NBA 2K21 is packed with great moments like these, and 2K’s basketball series continues to do an excellent job of bringing the game to life. There’s nothing quite like the feeling of picking out an unmarked Steph Curry in the corner and sinking a three-pointer with one of the world’s best basketball players, or driving into the paint with the GOAT LeBron James and dunking over the head of a helpless defender.


Unfortunately, once players step off the court, lootboxes and microtransactions once again take centre stage in a series that has been plagued with these issues for years.

But before diving into the lootbox issue let’s start with what NBA 2K21 gets right.

Which is plenty. The gameplay has been refined even further since last year’s excellent entry. Dribbling with players feels great, shooting (following a day-one hotfix) is challenging but satisfying, and defending is incredibly rewarding when you manage to successfully box out your opponent or deny them a dunk.

The pro-stick (right stick on your controller) allows you to perform skill moves such as crossovers and stepbacks. You can also shoot using the pro-stick which includes a shot-meter that gives you useful feedback on your shot timing.

I found the pro-stick a little tricky to use in the beginning, but thankfully 2K21 includes a training mode which does a decent job of introducing you to the system and teaching you how to use it.

Visually it’s a stunner too, with each player a faithful recreation of their real-life counterparts, while the stadiums and crowds are all pleasing to the eye. The game also does a great job re-creating the look and feel of a real NBA match, with all the US sport razzamataz that goes with it.

The continued inclusion of the Women’s NBA league is also a real plus, and it’s great that you’re able to play a MyLeague season in the WNBA.

It is worth noting though that the bar to entry for newcomers in 2K21 is a little higher than many other sports games, such as FIFA and even Madden NFL. Even on pro mode (the second easiest difficulty) the CPU is still a real challenge, trust me you won’t win with button mashing, this game definitely requires a bit of practice and tactical thinking.

MyCareer was easily the most enjoyable part of the game for me.

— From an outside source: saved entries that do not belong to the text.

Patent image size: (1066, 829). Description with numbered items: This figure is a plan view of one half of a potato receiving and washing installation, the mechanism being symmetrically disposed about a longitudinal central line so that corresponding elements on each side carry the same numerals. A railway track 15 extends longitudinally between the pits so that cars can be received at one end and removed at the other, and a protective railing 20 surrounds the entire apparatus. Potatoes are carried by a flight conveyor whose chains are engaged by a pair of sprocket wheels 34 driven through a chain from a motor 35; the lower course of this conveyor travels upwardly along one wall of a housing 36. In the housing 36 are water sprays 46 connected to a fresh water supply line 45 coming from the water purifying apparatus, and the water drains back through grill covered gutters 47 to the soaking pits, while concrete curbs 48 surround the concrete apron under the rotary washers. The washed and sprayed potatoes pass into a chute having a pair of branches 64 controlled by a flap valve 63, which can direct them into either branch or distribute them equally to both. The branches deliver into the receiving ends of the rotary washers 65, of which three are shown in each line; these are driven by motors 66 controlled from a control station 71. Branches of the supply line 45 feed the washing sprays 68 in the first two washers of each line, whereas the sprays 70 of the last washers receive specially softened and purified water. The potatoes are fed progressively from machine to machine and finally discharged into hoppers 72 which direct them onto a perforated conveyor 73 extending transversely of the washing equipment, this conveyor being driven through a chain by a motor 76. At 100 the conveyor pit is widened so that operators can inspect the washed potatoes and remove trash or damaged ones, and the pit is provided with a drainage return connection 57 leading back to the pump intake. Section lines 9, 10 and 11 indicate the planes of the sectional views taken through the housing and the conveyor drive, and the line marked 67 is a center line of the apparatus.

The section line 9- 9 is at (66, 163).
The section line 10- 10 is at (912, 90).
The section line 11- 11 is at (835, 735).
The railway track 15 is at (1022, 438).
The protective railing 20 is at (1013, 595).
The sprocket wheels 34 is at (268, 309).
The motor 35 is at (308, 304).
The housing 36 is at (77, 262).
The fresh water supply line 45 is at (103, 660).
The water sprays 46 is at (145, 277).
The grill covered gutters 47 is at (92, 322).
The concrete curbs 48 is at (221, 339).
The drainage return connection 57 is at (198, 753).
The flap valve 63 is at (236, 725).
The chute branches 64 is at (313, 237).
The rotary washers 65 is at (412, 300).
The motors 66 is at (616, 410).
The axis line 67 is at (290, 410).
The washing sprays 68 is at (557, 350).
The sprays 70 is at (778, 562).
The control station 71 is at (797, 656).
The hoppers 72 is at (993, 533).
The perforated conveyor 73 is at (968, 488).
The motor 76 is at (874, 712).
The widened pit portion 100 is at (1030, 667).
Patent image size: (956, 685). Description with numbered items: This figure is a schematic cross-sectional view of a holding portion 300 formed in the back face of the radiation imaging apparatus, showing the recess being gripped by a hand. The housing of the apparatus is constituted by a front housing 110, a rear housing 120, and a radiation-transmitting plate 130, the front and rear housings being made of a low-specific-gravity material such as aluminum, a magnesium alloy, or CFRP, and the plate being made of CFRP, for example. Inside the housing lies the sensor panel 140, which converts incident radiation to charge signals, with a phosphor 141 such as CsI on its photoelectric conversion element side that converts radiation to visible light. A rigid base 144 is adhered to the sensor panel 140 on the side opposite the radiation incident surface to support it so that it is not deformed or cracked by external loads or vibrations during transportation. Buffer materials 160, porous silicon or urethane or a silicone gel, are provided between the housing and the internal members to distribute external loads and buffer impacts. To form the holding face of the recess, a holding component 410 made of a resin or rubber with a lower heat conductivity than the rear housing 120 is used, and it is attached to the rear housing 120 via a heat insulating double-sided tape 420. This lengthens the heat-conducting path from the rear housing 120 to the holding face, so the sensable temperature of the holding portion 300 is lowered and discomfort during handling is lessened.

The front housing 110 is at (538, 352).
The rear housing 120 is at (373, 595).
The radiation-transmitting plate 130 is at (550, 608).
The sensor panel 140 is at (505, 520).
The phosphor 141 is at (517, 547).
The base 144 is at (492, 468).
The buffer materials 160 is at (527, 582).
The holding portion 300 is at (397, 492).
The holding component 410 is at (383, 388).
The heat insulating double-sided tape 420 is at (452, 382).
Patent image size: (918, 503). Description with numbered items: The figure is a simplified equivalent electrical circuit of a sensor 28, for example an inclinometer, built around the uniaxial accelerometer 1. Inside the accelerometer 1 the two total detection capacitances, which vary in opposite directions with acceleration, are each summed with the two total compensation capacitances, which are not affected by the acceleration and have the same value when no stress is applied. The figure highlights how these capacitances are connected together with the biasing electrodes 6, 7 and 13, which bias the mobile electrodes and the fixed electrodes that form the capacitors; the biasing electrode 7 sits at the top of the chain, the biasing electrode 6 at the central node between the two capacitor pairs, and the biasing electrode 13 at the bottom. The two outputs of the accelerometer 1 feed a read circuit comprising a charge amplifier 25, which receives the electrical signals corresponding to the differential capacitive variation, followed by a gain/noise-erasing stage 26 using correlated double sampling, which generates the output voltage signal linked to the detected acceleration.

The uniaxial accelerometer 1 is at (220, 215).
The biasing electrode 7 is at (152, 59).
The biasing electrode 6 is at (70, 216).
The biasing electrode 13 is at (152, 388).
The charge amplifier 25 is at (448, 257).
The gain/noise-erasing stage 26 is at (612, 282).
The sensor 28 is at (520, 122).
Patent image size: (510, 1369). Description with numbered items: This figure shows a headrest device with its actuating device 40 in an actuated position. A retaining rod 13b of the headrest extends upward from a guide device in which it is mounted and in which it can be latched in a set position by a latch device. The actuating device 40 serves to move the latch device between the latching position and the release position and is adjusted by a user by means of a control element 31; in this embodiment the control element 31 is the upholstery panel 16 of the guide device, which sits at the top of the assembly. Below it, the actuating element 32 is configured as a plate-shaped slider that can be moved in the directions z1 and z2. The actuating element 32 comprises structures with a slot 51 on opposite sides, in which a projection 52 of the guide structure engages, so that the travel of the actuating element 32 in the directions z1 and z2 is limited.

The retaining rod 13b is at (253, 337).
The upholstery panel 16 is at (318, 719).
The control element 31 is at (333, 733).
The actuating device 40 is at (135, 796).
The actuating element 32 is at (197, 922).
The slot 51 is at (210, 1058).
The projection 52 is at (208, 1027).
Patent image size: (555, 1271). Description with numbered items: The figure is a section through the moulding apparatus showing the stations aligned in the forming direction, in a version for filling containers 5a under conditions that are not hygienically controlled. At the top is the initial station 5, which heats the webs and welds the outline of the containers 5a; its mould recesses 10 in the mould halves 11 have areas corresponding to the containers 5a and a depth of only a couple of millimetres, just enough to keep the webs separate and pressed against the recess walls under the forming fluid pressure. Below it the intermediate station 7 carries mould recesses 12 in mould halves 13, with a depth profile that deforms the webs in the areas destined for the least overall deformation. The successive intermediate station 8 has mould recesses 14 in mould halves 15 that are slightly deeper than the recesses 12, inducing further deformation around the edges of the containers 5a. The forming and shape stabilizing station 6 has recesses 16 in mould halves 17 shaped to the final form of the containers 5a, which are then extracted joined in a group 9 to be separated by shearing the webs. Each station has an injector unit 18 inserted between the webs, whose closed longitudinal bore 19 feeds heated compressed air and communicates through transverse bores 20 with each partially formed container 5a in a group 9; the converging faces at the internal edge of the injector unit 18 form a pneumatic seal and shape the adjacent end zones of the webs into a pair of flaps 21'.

This is 2K21’s sports narrative story, and sees you follow the journey of a young player named (unfortunately) Junior as he tries to make the jump from college player to NBA superstar.

MyCareer is a surprisingly well told and touching story experienced through a mix of cutscenes and gameplay. It’s also packed with some big names, including Michael K. Williams, Djimon Hounsou, and Jesse Williams.

The story did a great job of highlighting the stress and pressure of being an aspiring NBA player and how easy it is to burn out in pursuit of such a difficult goal. 

It also touches on a lot of the less talked about aspects of the game, such as how the praise or scorn of influential individuals in sports media can make or break young players, as well as the ruthlessness inherent in the NBA scouting system.

MyCareer allows you to choose the look of Junior, as well as design him as a basketball player. As you progress through the game mode you can upgrade his stats using in-game currency known as VC, and unfortunately it’s here that NBA 2K21 starts to break down.

Last year’s entry received a lot of criticism for its heavy focus on lootboxes and in-game transactions that often required parting with real world money. While not as egregious as last year, 2K21 is still riddled with this issue.

VC is needed in large quantities if you want to make any sort of meaningful upgrades to your MyCareer player, and while you can grind for it in-game, this requires hours of dedicated gameplay to earn even relatively small amounts.

VC is also required for 2K21’s other popular game mode MyTeam (equivalent to FIFA’s Ultimate Team). And while the focus on ‘gambling’ in MyTeam has been slightly reduced from last year – for example the much derided casino feel has been removed, as has the awful roulette wheel – microtransactions still dominate.

For example, a deluxe pack of players will still cost you the equivalent of around £6.00 in real world money. For a game that initially costs £45-£50 this feels like an outrageous cash grab.

The fact that VC is required for both MyCareer and MyTeam is also incredibly annoying, as it means you essentially have to either choose between the two game modes or part with even more money.

Which is a real shame, because aside from the microtransactions, MyTeam is  great fun. It’s easily on-par with other Ultimate Team style formats from rival sports games, and arguably superior to a lot of them.

Creating your squad is fun, the various game types such as triple-threat are very enjoyable, and the ability to upgrade your individual players with collected badges to improve their stats adds a lovely and unexpected element of RPG gaming to the mix.

Much as last year, then, NBA 2K21 is a fantastic sports game wrapped in an unappealing layer of lootboxes and microtransactions.

While this issue is hardly unique to 2K21, the game marks itself out because of the pervasiveness of the problem. With that said, things have started to move in the right direction, albeit at a snail’s pace. And on the court, at least, NBA 2K21 remains one of the best sports sims around.